Essendo un autoritario, il gigante riuscì a soggiogare i fratelli minori e a convincerli ad aiutarlo ad ascendere fino all’Olimpo comandando loro di porre una sull’altra le cime più alte del pianeta Terra. Così i giganti iniziarono a sovrapporre sull’Etna il Monte Bianco, quindi Pindo della Grecia e le più alte vette asiatiche. Ma le cime non bastarono ed Encelado sbraitò contro i fratelli: «Prendete anche i monti africani! Solo così arriveremo in cielo!»
I giganti ubbidirono ma, quando furono a un passo dal regno degli dèi, Giove finalmente se ne accorse e si adirò. Il sovrano scagliò i suoi fulmini contro i giganti accecandoli e facendoli precipitare. Subito dopo bersagliò le montagne riducendole in frantumi, che franarono sui colpevoli seppellendoli.


Anche Encelado rimase coinvolto nella valanga di detriti e pietrisco e, sebbene ancora vivo, rimase sepolto nel ventre dell’Etna.
Impossibilitato a muoversi, la frustrazione e la collera del gigante aumentarono a dismisura, tanto, da fargli vomitare fuoco e lapilli che risalirono raggiungendo il cratere del vulcano.

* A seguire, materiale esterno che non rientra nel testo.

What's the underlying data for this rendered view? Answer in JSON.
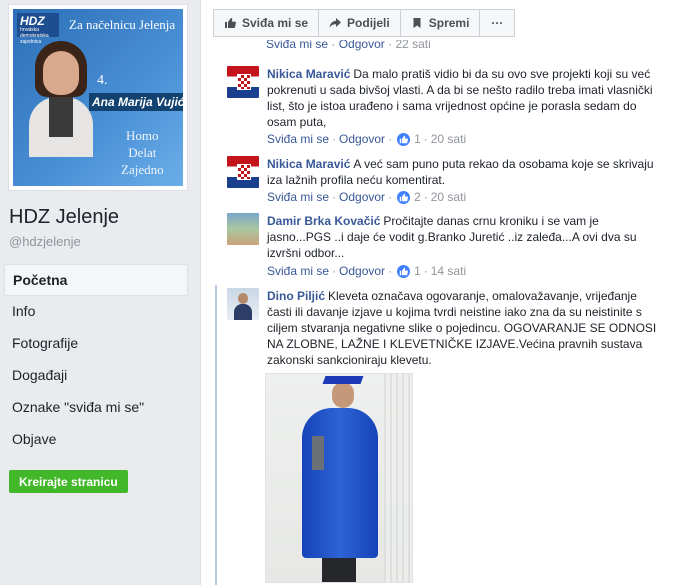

La rabbia di Encelado si trasformò in lava incandescente, che quel giorno colò lungò gli scoscesi pendii provocando morte e distruzione nei villaggi intorno e costringendo la gente alla fuga.
In seguito il gigante si acquietò, addormentandosi ma, periodicamente si risveglia, così come la sua collera e torna a scagliare fuoco e lapilli anche fino al cielo.